Format Spec
Overview
.wdelta is a binary format for storing compressed weight deltas between a base model and a fine-tuned model.
Layout
[0:7] Magic bytes: b'wdelta\x00'
[7:11] Version: uint32 little-endian (currently 1)
[11:15] Header len: uint32 little-endian (bytes of JSON that follow)
[15:15+H] JSON header (UTF-8)
[15+H:-32] Binary payload: concatenated numpy arrays in order of tensor index
[-32:] SHA-256 checksum of all preceding bytes
JSON header
{
"parent_hash": "<sha256 hex of base model>",
"strategy": "sparse | quantized | int4",
"tensors": {
"<tensor_name>": {
"strategy": "...",
"shape": [...],
"dtype": "...",
"<array_field>": {"_ref": "<field_name>"}
}
}
}
Array fields are replaced with {"_ref": "<field_name>"} references — the actual array data lives in the binary payload section.
Binary payload
Each array is serialised as:
[4 bytes] tensor name length (uint32 LE)
[N bytes] tensor name (UTF-8)
[4 bytes] field name length (uint32 LE)
[N bytes] field name (UTF-8)
[4 bytes] dtype string length (uint32 LE)
[N bytes] dtype string (UTF-8, e.g. "float16", "uint8")
[4 bytes] ndim (uint32 LE)
[8×ndim] shape dimensions (uint64 LE each)
[8 bytes] data length in bytes (uint64 LE)
[N bytes] raw array bytes
Compression strategies
sparse
Keeps the top (1 - sparsity) fraction of delta weights by magnitude.

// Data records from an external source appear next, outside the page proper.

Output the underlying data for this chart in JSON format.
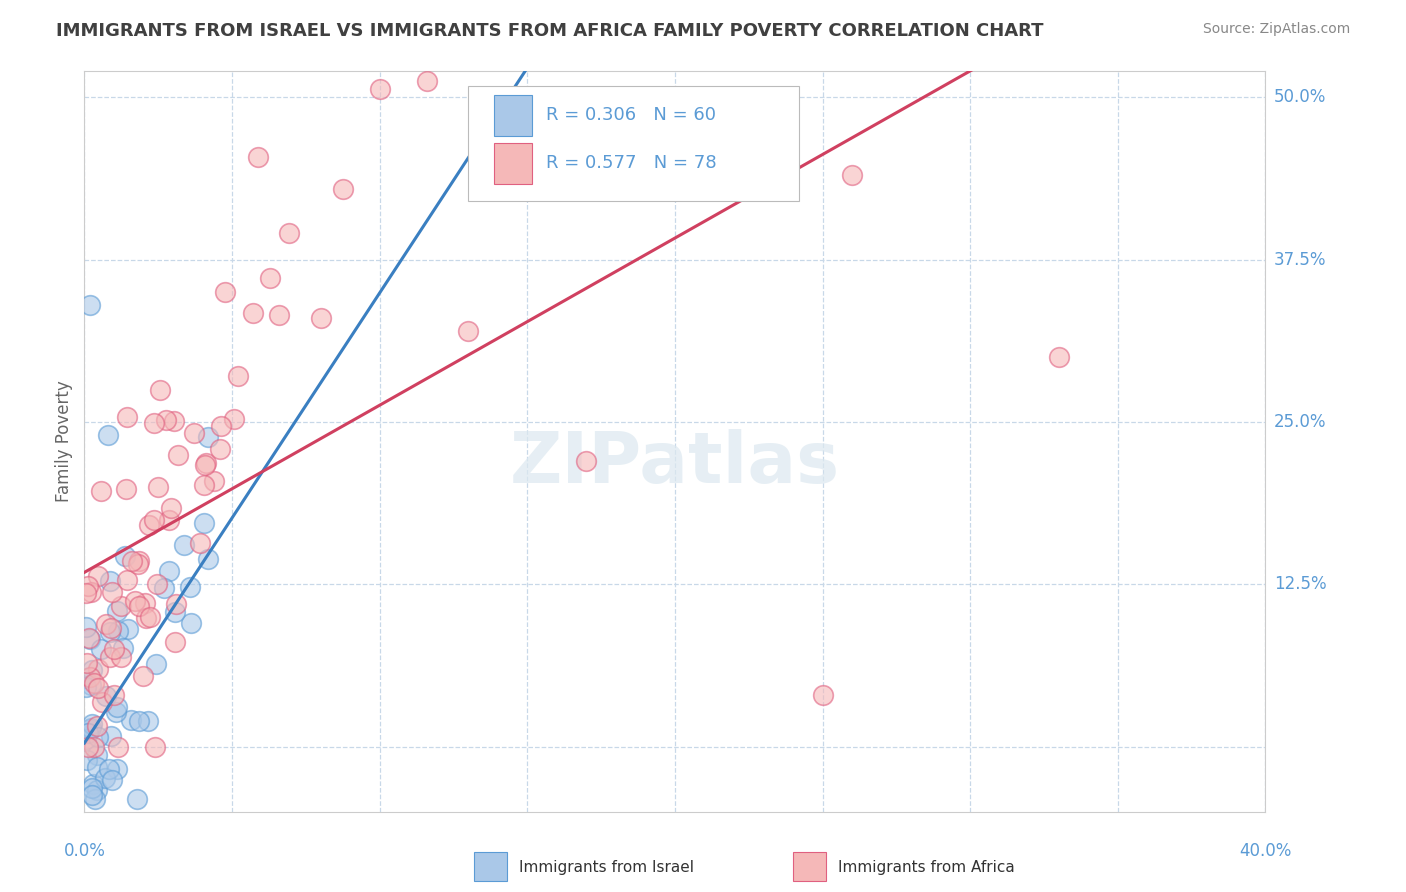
{
  "title": "IMMIGRANTS FROM ISRAEL VS IMMIGRANTS FROM AFRICA FAMILY POVERTY CORRELATION CHART",
  "source": "Source: ZipAtlas.com",
  "ylabel": "Family Poverty",
  "xlim": [
    0.0,
    0.4
  ],
  "ylim": [
    -0.05,
    0.52
  ],
  "yticks": [
    0.0,
    0.125,
    0.25,
    0.375,
    0.5
  ],
  "ytick_labels": [
    "",
    "12.5%",
    "25.0%",
    "37.5%",
    "50.0%"
  ],
  "legend_r1": "R = 0.306",
  "legend_n1": "N = 60",
  "legend_r2": "R = 0.577",
  "legend_n2": "N = 78",
  "color_israel_fill": "#aac8e8",
  "color_israel_edge": "#5b9bd5",
  "color_africa_fill": "#f5b8b8",
  "color_africa_edge": "#e06080",
  "color_trend_israel": "#3a7fc1",
  "color_trend_africa": "#d04060",
  "color_axis_labels": "#5b9bd5",
  "color_title": "#404040",
  "background_color": "#ffffff",
  "grid_color": "#c8d8e8"
}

Stores indices and values in CSR style.
Payload arrays: indices (int64), values (float32)
Metadata: sparsity, shape, dtype
quantized
1-bit sign mask with a learned per-row float16 scale (BitDelta-style).
Reconstructed weight: scale[row] × sign[row, col]
Payload arrays: scales (float16), packed_signs (uint8)
Metadata: shape, dtype, n_elements, n_cols
int4
Outlier extraction + 4-bit quantization:
- Compute absolute delta magnitudes
- Extract top-k% outliers → stored as float16
- Quantize remaining weights into 4-bit unsigned integers via asymmetric min-max scaling
- Bit-pack pairs of int4 values into uint8 bytes
Payload arrays: outlier_idx (int64), outlier_vals (float16), scale (float16), zero_point (float16), packed (uint8)
Metadata: shape, dtype, outlier_fraction, n_elements, n_outliers
Checksum
The final 32 bytes are a SHA-256 digest of all preceding content. Verified on read — if the file is corrupted or truncated, read_wdelta raises ValueError.
Versioning
The version field is currently 1. Future breaking changes to the format will increment this. read_wdelta raises ValueError on unsupported versions.